The pain squirms around my thoughts like a worm. It reaches my row of Trunks, then it slithers to the farthest one: Luca’s. It yanks the Trunk open.
Luca appears beside me. He groans as he fights to move, but, like me, Villiam has him frozen. He presses his thumb to Luca’s forehead. “It does not take precision to break someone,” Villiam murmurs.
“Get. Out. Of. My. Mind,” he snarls at Villiam, his dark eyes almost black with rage.
“It won’t last long.”
Another scream. Luca falls to his knees.
“Don’t touch him,” I beg. “Please. Please.”
“This wouldn’t hurt so much if you had only listened to me, Sorina. If you hadn’t gone looking for answers yourself and lied to me. You never would’ve met him to begin with. Nicoleta tried to warn you. So did Venera. If you hadn’t met him...this mess would never have happened.”
Villiam leans down and kisses Luca’s forehead.
Luca screams.
The pain in my mind lessens. Slightly. With Villiam focusing so much energy on Luca, I now have more room to breathe. I don’t dare move an inch to clue Villiam in to this but instead frantically search through my mind for some kind of an illusion. I settle on hornets.

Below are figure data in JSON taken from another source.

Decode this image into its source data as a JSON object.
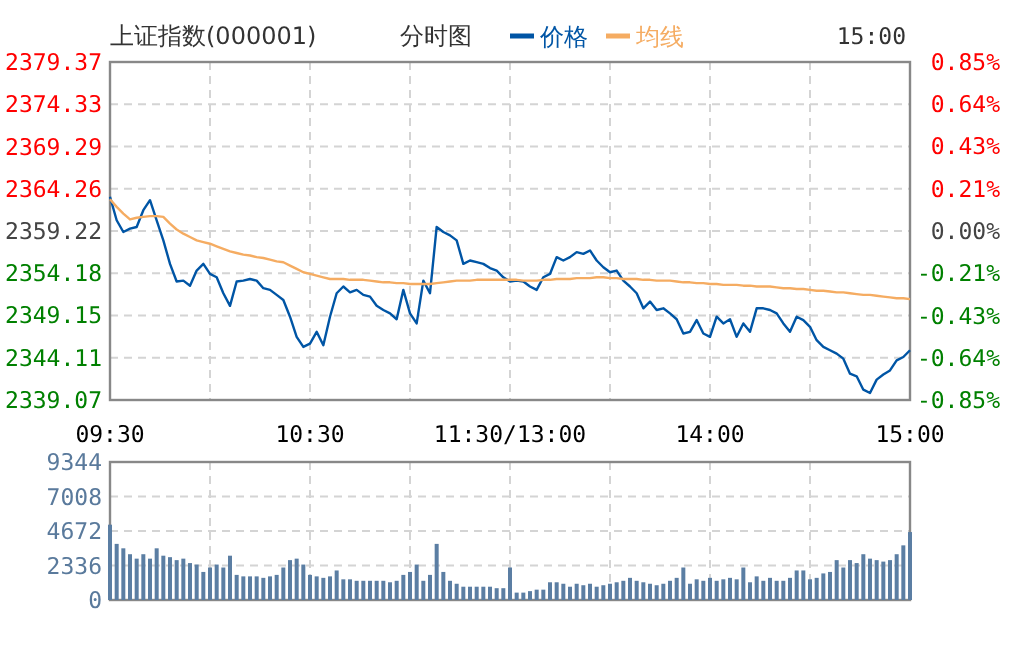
{
  "chart_data": [
    {
      "type": "line",
      "title": "上证指数(000001)",
      "subtitle": "分时图",
      "annotations": [
        "15:00"
      ],
      "legend": "top",
      "grid": true,
      "categories": [
        "09:30",
        null,
        null,
        null,
        null,
        null,
        null,
        null,
        null,
        null,
        null,
        null,
        null,
        null,
        null,
        null,
        null,
        null,
        null,
        null,
        null,
        null,
        null,
        null,
        null,
        null,
        null,
        null,
        null,
        null,
        "10:30",
        null,
        null,
        null,
        null,
        null,
        null,
        null,
        null,
        null,
        null,
        null,
        null,
        null,
        null,
        null,
        null,
        null,
        null,
        null,
        null,
        null,
        null,
        null,
        null,
        null,
        null,
        null,
        null,
        null,
        "11:30/13:00",
        null,
        null,
        null,
        null,
        null,
        null,
        null,
        null,
        null,
        null,
        null,
        null,
        null,
        null,
        null,
        null,
        null,
        null,
        null,
        null,
        null,
        null,
        null,
        null,
        null,
        null,
        null,
        null,
        null,
        "14:00",
        null,
        null,
        null,
        null,
        null,
        null,
        null,
        null,
        null,
        null,
        null,
        null,
        null,
        null,
        null,
        null,
        null,
        null,
        null,
        null,
        null,
        null,
        null,
        null,
        null,
        null,
        null,
        null,
        null,
        "15:00"
      ],
      "ylim": [
        2339.07,
        2379.37
      ],
      "yticks": [
        2339.07,
        2344.11,
        2349.15,
        2354.18,
        2359.22,
        2364.26,
        2369.29,
        2374.33,
        2379.37
      ],
      "y2lim": [
        -0.85,
        0.85
      ],
      "y2ticks": [
        {
          "value": -0.85,
          "label": "-0.85%"
        },
        {
          "value": -0.64,
          "label": "-0.64%"
        },
        {
          "value": -0.43,
          "label": "-0.43%"
        },
        {
          "value": -0.21,
          "label": "-0.21%"
        },
        {
          "value": 0,
          "label": "0.00%"
        },
        {
          "value": 0.21,
          "label": "0.21%"
        },
        {
          "value": 0.43,
          "label": "0.43%"
        },
        {
          "value": 0.64,
          "label": "0.64%"
        },
        {
          "value": 0.85,
          "label": "0.85%"
        }
      ],
      "series": [
        {
          "name": "价格",
          "color": "#0055a5",
          "values": [
            2363.3,
            2360.5,
            2359.1,
            2359.5,
            2359.7,
            2361.7,
            2362.9,
            2360.5,
            2358.1,
            2355.3,
            2353.2,
            2353.3,
            2352.7,
            2354.5,
            2355.3,
            2354.1,
            2353.7,
            2351.8,
            2350.3,
            2353.2,
            2353.3,
            2353.5,
            2353.3,
            2352.4,
            2352.2,
            2351.6,
            2351.0,
            2349.0,
            2346.6,
            2345.4,
            2345.8,
            2347.2,
            2345.6,
            2349.0,
            2351.8,
            2352.6,
            2351.9,
            2352.2,
            2351.6,
            2351.4,
            2350.3,
            2349.8,
            2349.4,
            2348.7,
            2352.2,
            2349.4,
            2348.2,
            2353.3,
            2351.8,
            2359.7,
            2359.1,
            2358.7,
            2358.1,
            2355.3,
            2355.7,
            2355.5,
            2355.3,
            2354.8,
            2354.5,
            2353.7,
            2353.2,
            2353.3,
            2353.2,
            2352.6,
            2352.2,
            2353.7,
            2354.1,
            2356.1,
            2355.7,
            2356.1,
            2356.7,
            2356.5,
            2356.9,
            2355.7,
            2354.9,
            2354.3,
            2354.5,
            2353.3,
            2352.6,
            2351.8,
            2350.0,
            2350.8,
            2349.8,
            2350.0,
            2349.4,
            2348.7,
            2347.0,
            2347.2,
            2348.6,
            2347.0,
            2346.6,
            2349.0,
            2348.2,
            2348.7,
            2346.6,
            2348.2,
            2347.2,
            2350.0,
            2350.0,
            2349.8,
            2349.4,
            2348.2,
            2347.2,
            2349.0,
            2348.6,
            2347.8,
            2346.2,
            2345.4,
            2345.0,
            2344.6,
            2344.0,
            2342.2,
            2341.9,
            2340.3,
            2339.9,
            2341.5,
            2342.1,
            2342.6,
            2343.8,
            2344.2,
            2345.0
          ]
        },
        {
          "name": "均线",
          "color": "#f5ac62",
          "values": [
            2363.0,
            2362.1,
            2361.3,
            2360.6,
            2360.8,
            2360.9,
            2361.0,
            2361.0,
            2360.9,
            2360.1,
            2359.4,
            2358.9,
            2358.5,
            2358.1,
            2357.9,
            2357.7,
            2357.4,
            2357.1,
            2356.8,
            2356.6,
            2356.4,
            2356.3,
            2356.1,
            2356.0,
            2355.8,
            2355.6,
            2355.5,
            2355.1,
            2354.7,
            2354.3,
            2354.1,
            2353.9,
            2353.7,
            2353.5,
            2353.5,
            2353.5,
            2353.4,
            2353.4,
            2353.4,
            2353.3,
            2353.2,
            2353.1,
            2353.1,
            2353.0,
            2353.0,
            2352.9,
            2352.9,
            2352.9,
            2352.9,
            2353.0,
            2353.1,
            2353.2,
            2353.3,
            2353.3,
            2353.3,
            2353.4,
            2353.4,
            2353.4,
            2353.4,
            2353.4,
            2353.4,
            2353.4,
            2353.3,
            2353.3,
            2353.3,
            2353.4,
            2353.4,
            2353.5,
            2353.5,
            2353.5,
            2353.6,
            2353.6,
            2353.6,
            2353.7,
            2353.7,
            2353.6,
            2353.6,
            2353.5,
            2353.5,
            2353.5,
            2353.4,
            2353.4,
            2353.3,
            2353.3,
            2353.3,
            2353.2,
            2353.1,
            2353.1,
            2353.0,
            2353.0,
            2352.9,
            2352.9,
            2352.8,
            2352.8,
            2352.8,
            2352.7,
            2352.7,
            2352.6,
            2352.6,
            2352.6,
            2352.5,
            2352.4,
            2352.4,
            2352.3,
            2352.3,
            2352.2,
            2352.1,
            2352.1,
            2352.0,
            2351.9,
            2351.9,
            2351.8,
            2351.7,
            2351.6,
            2351.6,
            2351.5,
            2351.4,
            2351.3,
            2351.2,
            2351.2,
            2351.1
          ]
        }
      ]
    },
    {
      "type": "bar",
      "grid": true,
      "tick_labels": "y",
      "color": "#5b7ea3",
      "categories": [
        null,
        null,
        null,
        null,
        null,
        null,
        null,
        null,
        null,
        null,
        null,
        null,
        null,
        null,
        null,
        null,
        null,
        null,
        null,
        null,
        null,
        null,
        null,
        null,
        null,
        null,
        null,
        null,
        null,
        null,
        null,
        null,
        null,
        null,
        null,
        null,
        null,
        null,
        null,
        null,
        null,
        null,
        null,
        null,
        null,
        null,
        null,
        null,
        null,
        null,
        null,
        null,
        null,
        null,
        null,
        null,
        null,
        null,
        null,
        null,
        null,
        null,
        null,
        null,
        null,
        null,
        null,
        null,
        null,
        null,
        null,
        null,
        null,
        null,
        null,
        null,
        null,
        null,
        null,
        null,
        null,
        null,
        null,
        null,
        null,
        null,
        null,
        null,
        null,
        null,
        null,
        null,
        null,
        null,
        null,
        null,
        null,
        null,
        null,
        null,
        null,
        null,
        null,
        null,
        null,
        null,
        null,
        null,
        null,
        null,
        null,
        null,
        null,
        null,
        null,
        null,
        null,
        null,
        null,
        null,
        null
      ],
      "ylim": [
        0,
        9344
      ],
      "yticks": [
        0,
        2336,
        4672,
        7008,
        9344
      ],
      "values": [
        5100,
        3800,
        3500,
        3100,
        2800,
        3100,
        2800,
        3500,
        3000,
        2900,
        2700,
        2800,
        2500,
        2400,
        1900,
        2200,
        2400,
        2200,
        3000,
        1700,
        1600,
        1600,
        1600,
        1500,
        1600,
        1700,
        2200,
        2700,
        2800,
        2400,
        1700,
        1600,
        1500,
        1600,
        2000,
        1400,
        1400,
        1300,
        1300,
        1300,
        1300,
        1300,
        1200,
        1300,
        1700,
        1900,
        2400,
        1300,
        1700,
        3800,
        1900,
        1300,
        1100,
        900,
        900,
        900,
        900,
        900,
        800,
        800,
        2200,
        500,
        500,
        600,
        700,
        700,
        1200,
        1200,
        1100,
        900,
        1100,
        1000,
        1100,
        900,
        1000,
        1100,
        1200,
        1300,
        1500,
        1300,
        1200,
        1100,
        1000,
        1100,
        1300,
        1500,
        2200,
        1100,
        1400,
        1300,
        1500,
        1300,
        1400,
        1500,
        1400,
        2200,
        1200,
        1600,
        1300,
        1500,
        1300,
        1300,
        1500,
        2000,
        2000,
        1400,
        1500,
        1800,
        1900,
        2700,
        2200,
        2700,
        2500,
        3100,
        2800,
        2700,
        2600,
        2700,
        3100,
        3700,
        4600
      ]
    }
  ]
}
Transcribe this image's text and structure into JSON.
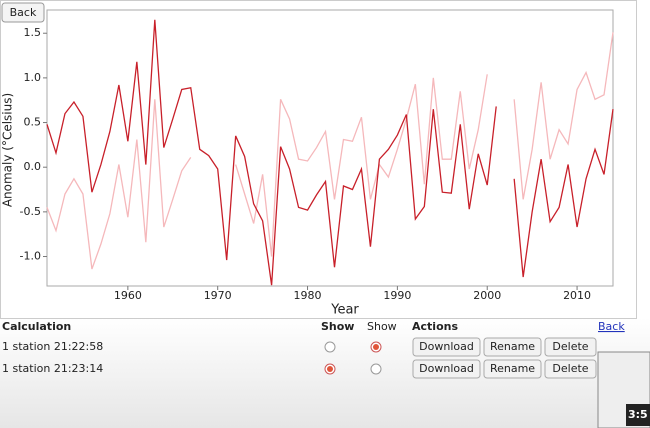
{
  "ui": {
    "back_button": "Back",
    "back_link": "Back",
    "table": {
      "headers": [
        "Calculation",
        "Show",
        "Show",
        "Actions"
      ],
      "rows": [
        {
          "label": "1 station 21:22:58",
          "show": [
            false,
            true
          ]
        },
        {
          "label": "1 station 21:23:14",
          "show": [
            true,
            false
          ]
        }
      ],
      "actions": [
        "Download",
        "Rename",
        "Delete"
      ]
    },
    "overlay_time": "3:5"
  },
  "chart_data": {
    "type": "line",
    "xlabel": "Year",
    "ylabel": "Anomaly (°Celsius)",
    "x": [
      1951,
      1952,
      1953,
      1954,
      1955,
      1956,
      1957,
      1958,
      1959,
      1960,
      1961,
      1962,
      1963,
      1964,
      1965,
      1966,
      1967,
      1968,
      1969,
      1970,
      1971,
      1972,
      1973,
      1974,
      1975,
      1976,
      1977,
      1978,
      1979,
      1980,
      1981,
      1982,
      1983,
      1984,
      1985,
      1986,
      1987,
      1988,
      1989,
      1990,
      1991,
      1992,
      1993,
      1994,
      1995,
      1996,
      1997,
      1998,
      1999,
      2000,
      2001,
      2002,
      2003,
      2004,
      2005,
      2006,
      2007,
      2008,
      2009,
      2010,
      2011,
      2012,
      2013,
      2014
    ],
    "series": [
      {
        "color": "#f5b8bb",
        "values": [
          -0.45,
          -0.71,
          -0.3,
          -0.13,
          -0.3,
          -1.14,
          -0.86,
          -0.52,
          0.03,
          -0.56,
          0.31,
          -0.84,
          0.76,
          -0.67,
          -0.36,
          -0.04,
          0.11,
          null,
          null,
          null,
          null,
          0.03,
          -0.3,
          -0.63,
          -0.08,
          -1.0,
          0.76,
          0.54,
          0.09,
          0.07,
          0.22,
          0.4,
          -0.36,
          0.31,
          0.29,
          0.56,
          -0.36,
          0.03,
          -0.11,
          0.2,
          0.54,
          0.93,
          -0.19,
          1.0,
          0.09,
          0.09,
          0.85,
          -0.02,
          0.42,
          1.04,
          null,
          null,
          0.76,
          -0.36,
          0.2,
          0.95,
          0.09,
          0.42,
          0.26,
          0.87,
          1.06,
          0.76,
          0.81,
          1.51
        ]
      },
      {
        "color": "#c8202a",
        "values": [
          0.48,
          0.16,
          0.6,
          0.73,
          0.57,
          -0.28,
          0.03,
          0.4,
          0.92,
          0.29,
          1.18,
          0.03,
          1.65,
          0.22,
          0.54,
          0.87,
          0.89,
          0.2,
          0.13,
          -0.02,
          -1.04,
          0.35,
          0.12,
          -0.41,
          -0.6,
          -1.32,
          0.23,
          -0.02,
          -0.45,
          -0.48,
          -0.31,
          -0.16,
          -1.12,
          -0.21,
          -0.25,
          -0.02,
          -0.89,
          0.09,
          0.2,
          0.36,
          0.59,
          -0.58,
          -0.44,
          0.65,
          -0.28,
          -0.29,
          0.48,
          -0.47,
          0.15,
          -0.2,
          0.68,
          null,
          -0.13,
          -1.23,
          -0.5,
          0.09,
          -0.61,
          -0.45,
          0.03,
          -0.67,
          -0.13,
          0.2,
          -0.08,
          0.65
        ]
      }
    ],
    "xlim": [
      1951,
      2014
    ],
    "xticks": [
      1960,
      1970,
      1980,
      1990,
      2000,
      2010
    ],
    "ylim": [
      -1.33,
      1.76
    ],
    "yticks": [
      {
        "value": -1.0,
        "label": "-1.0"
      },
      -0.5,
      {
        "value": 0.0,
        "label": "0.0"
      },
      0.5,
      {
        "value": 1.0,
        "label": "1.0"
      },
      1.5
    ]
  }
}
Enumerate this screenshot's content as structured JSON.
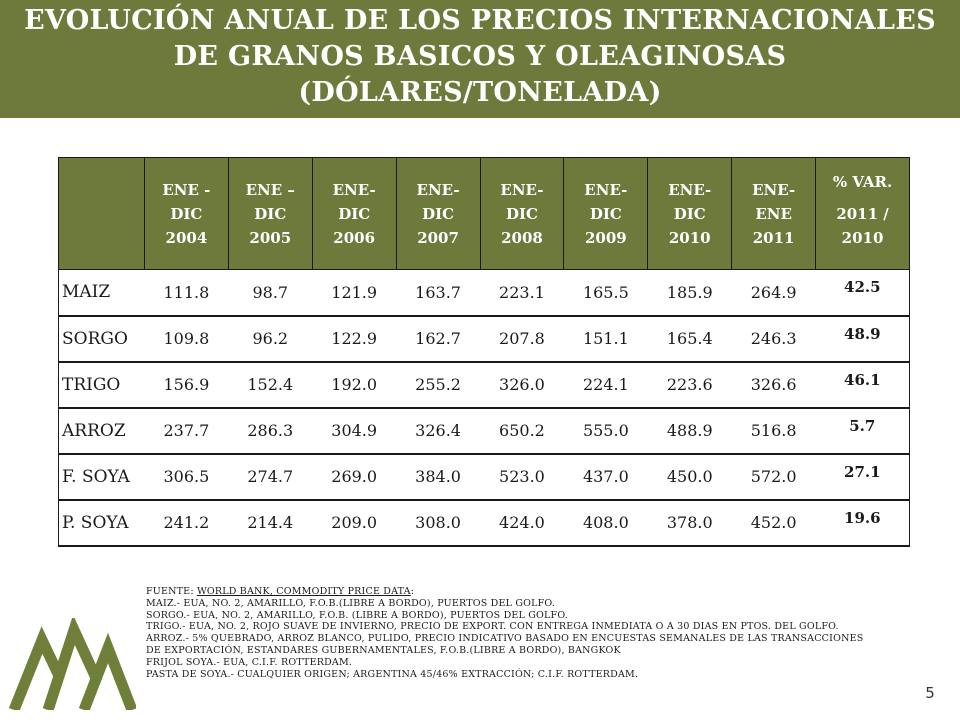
{
  "title": {
    "line1": "EVOLUCIÓN ANUAL DE LOS PRECIOS INTERNACIONALES",
    "line2": "DE GRANOS BASICOS Y OLEAGINOSAS",
    "line3": "(DÓLARES/TONELADA)"
  },
  "table": {
    "headers": [
      [
        "ENE -",
        "DIC",
        "2004"
      ],
      [
        "ENE –",
        "DIC",
        "2005"
      ],
      [
        "ENE-",
        "DIC",
        "2006"
      ],
      [
        "ENE-",
        "DIC",
        "2007"
      ],
      [
        "ENE-",
        "DIC",
        "2008"
      ],
      [
        "ENE-",
        "DIC",
        "2009"
      ],
      [
        "ENE-",
        "DIC",
        "2010"
      ],
      [
        "ENE-",
        "ENE",
        "2011"
      ]
    ],
    "var_header": [
      "% VAR.",
      "2011 /",
      "2010"
    ],
    "rows": [
      {
        "label": "MAIZ",
        "values": [
          "111.8",
          "98.7",
          "121.9",
          "163.7",
          "223.1",
          "165.5",
          "185.9",
          "264.9"
        ],
        "var": "42.5"
      },
      {
        "label": "SORGO",
        "values": [
          "109.8",
          "96.2",
          "122.9",
          "162.7",
          "207.8",
          "151.1",
          "165.4",
          "246.3"
        ],
        "var": "48.9"
      },
      {
        "label": "TRIGO",
        "values": [
          "156.9",
          "152.4",
          "192.0",
          "255.2",
          "326.0",
          "224.1",
          "223.6",
          "326.6"
        ],
        "var": "46.1"
      },
      {
        "label": "ARROZ",
        "values": [
          "237.7",
          "286.3",
          "304.9",
          "326.4",
          "650.2",
          "555.0",
          "488.9",
          "516.8"
        ],
        "var": "5.7"
      },
      {
        "label": "F. SOYA",
        "values": [
          "306.5",
          "274.7",
          "269.0",
          "384.0",
          "523.0",
          "437.0",
          "450.0",
          "572.0"
        ],
        "var": "27.1"
      },
      {
        "label": "P. SOYA",
        "values": [
          "241.2",
          "214.4",
          "209.0",
          "308.0",
          "424.0",
          "408.0",
          "378.0",
          "452.0"
        ],
        "var": "19.6"
      }
    ]
  },
  "notes": {
    "source_prefix": "FUENTE: ",
    "source_link": "WORLD BANK, COMMODITY PRICE DATA",
    "source_suffix": ":",
    "lines": [
      "MAIZ.-    EUA, NO. 2, AMARILLO, F.O.B.(LIBRE A BORDO), PUERTOS DEL GOLFO.",
      "SORGO.- EUA, NO. 2, AMARILLO, F.O.B. (LIBRE A BORDO), PUERTOS DEL GOLFO.",
      "TRIGO.-  EUA, NO. 2, ROJO SUAVE DE INVIERNO,  PRECIO DE EXPORT. CON ENTREGA INMEDIATA O A 30 DIAS EN PTOS. DEL GOLFO.",
      "ARROZ.- 5% QUEBRADO, ARROZ BLANCO, PULIDO, PRECIO INDICATIVO BASADO EN  ENCUESTAS SEMANALES DE LAS TRANSACCIONES",
      "DE EXPORTACIÓN, ESTANDARES GUBERNAMENTALES, F.O.B.(LIBRE A BORDO),  BANGKOK",
      "FRIJOL SOYA.-  EUA, C.I.F. ROTTERDAM.",
      "PASTA DE SOYA.- CUALQUIER ORIGEN; ARGENTINA 45/46% EXTRACCIÓN; C.I.F. ROTTERDAM."
    ]
  },
  "page_number": "5",
  "colors": {
    "header_green": "#6d7a3c",
    "logo_green": "#6f7f3a"
  },
  "logo_icon": "mountain-peaks-logo"
}
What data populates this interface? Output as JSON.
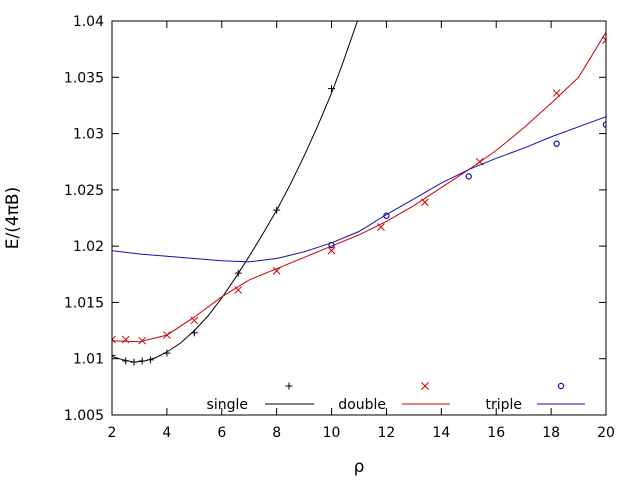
{
  "chart_data": {
    "type": "scatter",
    "xlabel": "ρ",
    "ylabel": "E/(4πB)",
    "xlim": [
      2,
      20
    ],
    "ylim": [
      1.005,
      1.04
    ],
    "x_ticks": [
      2,
      4,
      6,
      8,
      10,
      12,
      14,
      16,
      18,
      20
    ],
    "y_ticks": [
      1.005,
      1.01,
      1.015,
      1.02,
      1.025,
      1.03,
      1.035,
      1.04
    ],
    "x_tick_labels": [
      "2",
      "4",
      "6",
      "8",
      "10",
      "12",
      "14",
      "16",
      "18",
      "20"
    ],
    "y_tick_labels": [
      "1.005",
      "1.01",
      "1.015",
      "1.02",
      "1.025",
      "1.03",
      "1.035",
      "1.04"
    ],
    "grid": false,
    "legend_position": "bottom",
    "series": [
      {
        "name": "single",
        "color": "#000000",
        "marker": "plus",
        "points": [
          [
            2.0,
            1.0103
          ],
          [
            2.5,
            1.0098
          ],
          [
            2.8,
            1.0097
          ],
          [
            3.1,
            1.0098
          ],
          [
            3.4,
            1.0099
          ],
          [
            4.0,
            1.0105
          ],
          [
            5.0,
            1.0123
          ],
          [
            6.6,
            1.0176
          ],
          [
            8.0,
            1.0232
          ],
          [
            10.0,
            1.034
          ]
        ],
        "curve": [
          [
            2.0,
            1.0102
          ],
          [
            2.4,
            1.0099
          ],
          [
            2.8,
            1.0097
          ],
          [
            3.2,
            1.0098
          ],
          [
            3.6,
            1.0101
          ],
          [
            4.0,
            1.0106
          ],
          [
            4.5,
            1.0114
          ],
          [
            5.0,
            1.0125
          ],
          [
            5.5,
            1.0138
          ],
          [
            6.0,
            1.0154
          ],
          [
            6.5,
            1.0172
          ],
          [
            7.0,
            1.0191
          ],
          [
            7.5,
            1.0211
          ],
          [
            8.0,
            1.0232
          ],
          [
            8.5,
            1.0255
          ],
          [
            9.0,
            1.028
          ],
          [
            9.5,
            1.0307
          ],
          [
            10.0,
            1.0336
          ],
          [
            10.4,
            1.0362
          ],
          [
            10.8,
            1.039
          ],
          [
            11.0,
            1.0404
          ]
        ]
      },
      {
        "name": "double",
        "color": "#cc0000",
        "marker": "cross",
        "points": [
          [
            2.0,
            1.0117
          ],
          [
            2.5,
            1.0117
          ],
          [
            3.1,
            1.0116
          ],
          [
            4.0,
            1.0121
          ],
          [
            5.0,
            1.0134
          ],
          [
            6.6,
            1.0161
          ],
          [
            8.0,
            1.0178
          ],
          [
            10.0,
            1.0196
          ],
          [
            11.8,
            1.0217
          ],
          [
            13.4,
            1.0239
          ],
          [
            15.4,
            1.0275
          ],
          [
            18.2,
            1.0336
          ],
          [
            20.0,
            1.0383
          ]
        ],
        "curve": [
          [
            2.0,
            1.0116
          ],
          [
            3.0,
            1.0115
          ],
          [
            4.0,
            1.0121
          ],
          [
            5.0,
            1.0137
          ],
          [
            6.0,
            1.0155
          ],
          [
            7.0,
            1.017
          ],
          [
            8.0,
            1.018
          ],
          [
            9.0,
            1.019
          ],
          [
            10.0,
            1.02
          ],
          [
            11.0,
            1.021
          ],
          [
            12.0,
            1.0222
          ],
          [
            13.0,
            1.0236
          ],
          [
            14.0,
            1.0252
          ],
          [
            15.0,
            1.0268
          ],
          [
            16.0,
            1.0285
          ],
          [
            17.0,
            1.0305
          ],
          [
            18.0,
            1.0327
          ],
          [
            19.0,
            1.035
          ],
          [
            20.0,
            1.039
          ]
        ]
      },
      {
        "name": "triple",
        "color": "#1010b0",
        "marker": "circle",
        "points": [
          [
            10.0,
            1.0201
          ],
          [
            12.0,
            1.0227
          ],
          [
            15.0,
            1.0262
          ],
          [
            18.2,
            1.0291
          ],
          [
            20.0,
            1.0308
          ]
        ],
        "curve": [
          [
            2.0,
            1.0196
          ],
          [
            3.0,
            1.0193
          ],
          [
            4.0,
            1.0191
          ],
          [
            5.0,
            1.0189
          ],
          [
            6.0,
            1.0187
          ],
          [
            7.0,
            1.0186
          ],
          [
            8.0,
            1.0189
          ],
          [
            9.0,
            1.0195
          ],
          [
            10.0,
            1.0203
          ],
          [
            11.0,
            1.0213
          ],
          [
            12.0,
            1.0228
          ],
          [
            13.0,
            1.0242
          ],
          [
            14.0,
            1.0256
          ],
          [
            15.0,
            1.0268
          ],
          [
            16.0,
            1.0278
          ],
          [
            17.0,
            1.0287
          ],
          [
            18.0,
            1.0297
          ],
          [
            19.0,
            1.0306
          ],
          [
            20.0,
            1.0315
          ]
        ]
      }
    ]
  }
}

We hear the buzzing first.
Then they appear, one by one, as if sprouting from the earth. They circle the air around me and Villiam, so loud they drown out the noise of everything but Luca’s screams.
“I can see through your tricks, Sorina,” Villiam says. “You can’t actually hurt me.”
Still, I order the fake hornets to attack Villiam. Whether or not he knows they aren’t real won’t stop him from feeling the pain of their stings.
Villiam grunts, but his concentration must not waver, as Luca doesn’t stop screaming. However, the pain in my own head lessens. Sweat rolls down the side of my face, and I lift my hand to wipe it away.
My mind eases open to me like a sigh, and I search around it as if I’m crawling and reaching for things in the dark. I find a Trunk—I’m in too much pain to identify whose it is. Hopefully it’s Tree, who could stampede over Villiam just like he did to Agni. This time, I’ll be ready for the sound of bones crunching. I’ll be ready to watch my justice carried out.
But if it isn’t Tree, who is seven feet tall and capable of protecting himself, then whichever illusion it really is could be in danger. How could Unu and Du save Luca? By slapping Villiam across the face?